For someone that "makes no mistakes," this is quite jarring. Jason Bourne has become the face of action cinema for this decade, that of someone who is eternally calm yet brutally swift with his movements, that he forced the greatest cinema spy of them all in James Bond to catch up.
Now he's fleeing, chasing, and fighting these "upgraded" agents that are faster, deadlier, and worst of all, smarter. The punishment that Bourne dished out at his previous adversaries is now being served to him.
With a shot of Damon looking over his bloodied bruised fists, we realize that this is a fighting machine that is rapidly becoming obsolete this side of Atari in the Nintendo-Era.
With THE BOURNE ULTIMATUM, Director Paul Greengrass not only has helmed the best action movie of this year, but is among the premier-efforts of action cinema for this decade.
Working from the original foundation laid down by Doug Liman, Greengrass completes the most wholly satisfying cinematic trilogy we've gotten since Sergio Leone's immortal THE MAN WITH NO NAME westerns, and much like THE GOOD, THE BAD, & THE UGLY, the last picture is the best.
ULTIMATUM is so intense, so packed with fights, chases, and jumps, and so nearly sterile in its storytelling narrative. For once, its a good thing that the plot doesn't get in the way of the action. Such major story exposition is brilliantly boiled down to simply a few subtle-toned words, and feel the impact of them, like Damon's diner scene with Julia Stiles.
Reportedly this is the last Bourne picture, and I believe it. How can ULTIMATUM be topped? Hell, simply equaling this would be a great miracle in its own right, and I just don't see how its possible.
But what makes ULTIMATUM surprisingly lay the real smackdown is with its political commentary. 2007 was a year where quite a many political pictures on Iraq and the War on Terror were produced from LIONS FOR LAMBS to RENDITION...and they all bombed. The funny thing is, it took a popcorn movie to actually make an actual goddamn point.
While most folks enjoyed ULTIMATUM as simply great entertainment, I was hooked by Greengrass' criticisms about our post-9/11 world, where the American state can secure surveillance everywhere, in everyway, at anytime, with a few keyboard taps and mere seconds.
Certainly there is an anarchistic sense of great joy when Matt Damon uses his smarts to beat the CIA cameras at the Waterloo train station. The villain in David Strathairn believes that due process, much like Joan Allen, is an obstacle in his path towards victory over "them."
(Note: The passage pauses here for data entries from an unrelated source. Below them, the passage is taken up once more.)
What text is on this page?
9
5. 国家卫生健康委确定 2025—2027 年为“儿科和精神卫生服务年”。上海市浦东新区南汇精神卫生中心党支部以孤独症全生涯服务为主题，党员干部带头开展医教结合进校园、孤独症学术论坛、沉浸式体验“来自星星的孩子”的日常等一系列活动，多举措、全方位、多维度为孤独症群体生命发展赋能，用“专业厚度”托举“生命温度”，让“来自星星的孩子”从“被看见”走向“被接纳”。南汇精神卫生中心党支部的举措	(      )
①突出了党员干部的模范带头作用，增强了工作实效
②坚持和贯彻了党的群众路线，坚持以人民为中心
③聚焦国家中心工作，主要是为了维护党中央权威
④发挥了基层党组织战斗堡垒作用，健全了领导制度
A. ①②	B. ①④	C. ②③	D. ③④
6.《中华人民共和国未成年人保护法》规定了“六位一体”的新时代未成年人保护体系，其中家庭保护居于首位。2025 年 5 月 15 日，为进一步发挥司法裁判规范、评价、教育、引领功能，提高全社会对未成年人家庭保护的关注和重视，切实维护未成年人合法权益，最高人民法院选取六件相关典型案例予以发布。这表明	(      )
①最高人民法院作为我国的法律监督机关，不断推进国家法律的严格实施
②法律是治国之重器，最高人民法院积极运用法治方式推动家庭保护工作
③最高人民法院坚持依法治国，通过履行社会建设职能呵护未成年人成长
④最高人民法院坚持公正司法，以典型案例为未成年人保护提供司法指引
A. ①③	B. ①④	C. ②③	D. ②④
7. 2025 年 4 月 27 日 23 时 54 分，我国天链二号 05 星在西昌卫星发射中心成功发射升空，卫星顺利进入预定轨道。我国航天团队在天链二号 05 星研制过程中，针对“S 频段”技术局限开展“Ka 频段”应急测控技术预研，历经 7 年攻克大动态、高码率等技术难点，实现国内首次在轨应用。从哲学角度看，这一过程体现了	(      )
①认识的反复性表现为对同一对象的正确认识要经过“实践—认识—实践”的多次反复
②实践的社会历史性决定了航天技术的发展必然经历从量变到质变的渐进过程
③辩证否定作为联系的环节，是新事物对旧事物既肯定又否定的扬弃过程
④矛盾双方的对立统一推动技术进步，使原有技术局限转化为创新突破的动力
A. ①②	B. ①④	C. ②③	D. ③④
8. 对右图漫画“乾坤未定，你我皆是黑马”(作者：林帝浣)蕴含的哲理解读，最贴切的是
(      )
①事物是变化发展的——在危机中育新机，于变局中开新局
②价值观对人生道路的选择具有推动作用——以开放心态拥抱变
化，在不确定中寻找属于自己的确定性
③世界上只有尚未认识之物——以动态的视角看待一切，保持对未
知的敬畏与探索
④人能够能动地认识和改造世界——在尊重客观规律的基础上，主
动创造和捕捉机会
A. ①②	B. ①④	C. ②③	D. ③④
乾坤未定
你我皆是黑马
The problem is, with his "You're with Us or Against Us" attitude this side of the Sith, who is "them?"
It's funny if you think about it, the whole Bourne franchise are as carefully disguised as the hero is seemingly in any city. They're all masked as action movies, but in reality THE BOURNE IDENTITY is a 70's stylized spy thriller , THE BOURNE SUPREMACY is a revenge drama, and THE BOURNE ULTIMATUM is a political thriller...and the best of that kind in 2007.
Though as cool as the hero is and all, what's more remarkable than him is that Greengrass has done something that neither Spielberg, Lucas, or Coppola could do with their legendary sagas....A great third act.
And just like Stiles in the finale of this chronicle, I'm smiling.